A lot of bits and ink were spilled on critiquing Apple iOS 6 Maps and also the return of Google Maps to iOS in 2012. Most focused on the perceived “stumble” Apple map in introducing a solution that may not have been fully ready. Subsequent events, such as the firing by Apple of the iOS chief Scott Forstall and the head of the maps effort, Richard Williamson didn’t help public perception.
Smartphone Maps Apps and Consumer Search
For our customers, location based services on smartphones is a critical matter. Ensuring that a business or location is found and properly marked on a map is essential. In our own experience here at Torsion Mobile, we’ve found Apple Maps to be a mixed bag. Some of the technical underpinnings were – for example the introduction of turn-by-turn directions – a much-welcomed upgrade over the old Google-derived maps application. However, our success of using Apple iOS 6 Maps to find a location or business was truly a hit-or-miss.
And that is one of the truly challenging aspects for Apple and one where they could do more to improve. Google has a massive advantage (some might even say monopolist position) in having knowledge of where things are. No other single entity save perhaps UPS or FedEx, is likely to have as rich a database of locations.
Many consumers use their maps app on a smartphone as the starting point for discovery. The map app provider which has a rich, accurate database of locations and information associated with them has the lead. It is also a seemingly ignored fact that Google has by far and away the most dominant position in mobile-based search in the US – more than 90% of all searches by most estimates. Their knowledge of places, what happens there, how to contact them – and most important – how consumers interact with them – is massive.
Apple as Underdog
It’s not obvious, but Apple does provide a list of data sources in the iOS 6 Maps acknowledgement page. While comprehensive, business and organization litsings seems to be derived primarily from database-marketing giant Acxiom and ratings-provider Yelp, it is not as wide-reaching as Google’s. How can it be? Google has had years to not only refine listings though products like Google Places, but to also observe consumer behavior and layer in other data sources. This lack of depth is the true Achilles heel of the Apple map application. Since Apple is the clear underdog in this area, we think it’s past time for them to take some aggressive steps to remedy the situation.
Time for Boldness
Apple needs to provide a mechanism for developers and others to submit location based data directly to Apple. Google already has this in the Google Places product. Organizations can submit information directly to Google to enhance or correct all manner of information about their location. This then feeds into all of Google’s search applications – including those on their own smartphone OS as well as their Map app on Apple iOS.

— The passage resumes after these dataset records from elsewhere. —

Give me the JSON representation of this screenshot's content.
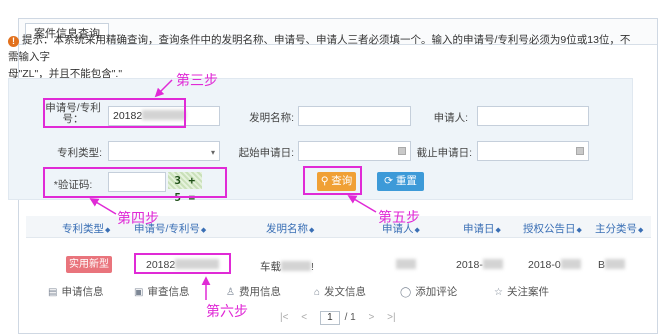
{
  "tab": {
    "label": "案件信息查询"
  },
  "tip": {
    "icon": "warning-icon",
    "line1": "提示：本系统采用精确查询，查询条件中的发明名称、申请号、申请人三者必须填一个。输入的申请号/专利号必须为9位或13位，不需输入字",
    "line2": "母\"ZL\"，并且不能包含\".\""
  },
  "form": {
    "app_no_label": "申请号/专利号：",
    "app_no_value": "20182",
    "invention_name_label": "发明名称:",
    "applicant_label": "申请人:",
    "patent_type_label": "专利类型:",
    "start_date_label": "起始申请日:",
    "end_date_label": "截止申请日:",
    "captcha_label": "*验证码:",
    "captcha_text": "3 + 5 ="
  },
  "buttons": {
    "query": "查询",
    "reset": "重置"
  },
  "table": {
    "headers": [
      "专利类型",
      "申请号/专利号",
      "发明名称",
      "申请人",
      "申请日",
      "授权公告日",
      "主分类号"
    ],
    "row": {
      "type_badge": "实用新型",
      "app_no": "20182",
      "name": "车载",
      "name_tail": "!",
      "app_date": "2018-",
      "grant_date": "2018-0",
      "class_no": "B"
    }
  },
  "actions": [
    {
      "icon": "info-icon",
      "label": "申请信息"
    },
    {
      "icon": "image-icon",
      "label": "审查信息"
    },
    {
      "icon": "fee-icon",
      "label": "费用信息"
    },
    {
      "icon": "document-icon",
      "label": "发文信息"
    },
    {
      "icon": "comment-icon",
      "label": "添加评论"
    },
    {
      "icon": "star-icon",
      "label": "关注案件"
    }
  ],
  "pager": {
    "first": "|<",
    "prev": "<",
    "current": "1",
    "total": "/ 1",
    "next": ">",
    "last": ">|"
  },
  "annotations": {
    "step3": "第三步",
    "step4": "第四步",
    "step5": "第五步",
    "step6": "第六步",
    "color": "#e02ad6"
  }
}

Apple should immediately put up, through their developer network or directly to the public or both, a structured and easy to use mechanism to submit location-based information. This will help fill in the holes in the listings. Apple should not rely solely on location gatekeepers (Acxiom, Yelp, etc.) whose business model acts as a hurdle to building a comprehensive location listing. Engage those partners – yes. Make them the only path – no.
Time for Transparency
Apple should also immediately become more transparent and accessible for those who wish to correct erroneous listings in Apple Maps. The in-app solution is not enough in this regard. We’ve personally submitted corrections to Apple weeks ago for listings that show businesses in the wrong place. As of today, they still are still inaccurate. There is no clear indication from Apple how long (if ever) it takes from reporting to publishing those corrections. For an underdog, this is a mistake. Secrecy and keeping the solution within the family was a hallmark of Steve Jobs. With Tim Cook as leader, it’s not clear that secrecy in all things is necessary or even works.
Mr. Cue Holds the Keys
Undoubtedly, there are those who can list all sorts of reasons why openly engaging the public is difficult for Apple to accomplish. So what? While Eddie Cue is reputed to be Apple’s Mr. Fixit, not all roads to making Apple Maps a premier product lead solely through quietly holding “partners” feet to the fire, as is Mr. Cue’s reputations. It’s time for Apple to engage the developer community and the public, provide wider submission mechanisms and be more transparent about the inner workings to truly bring the competitive heat to Google.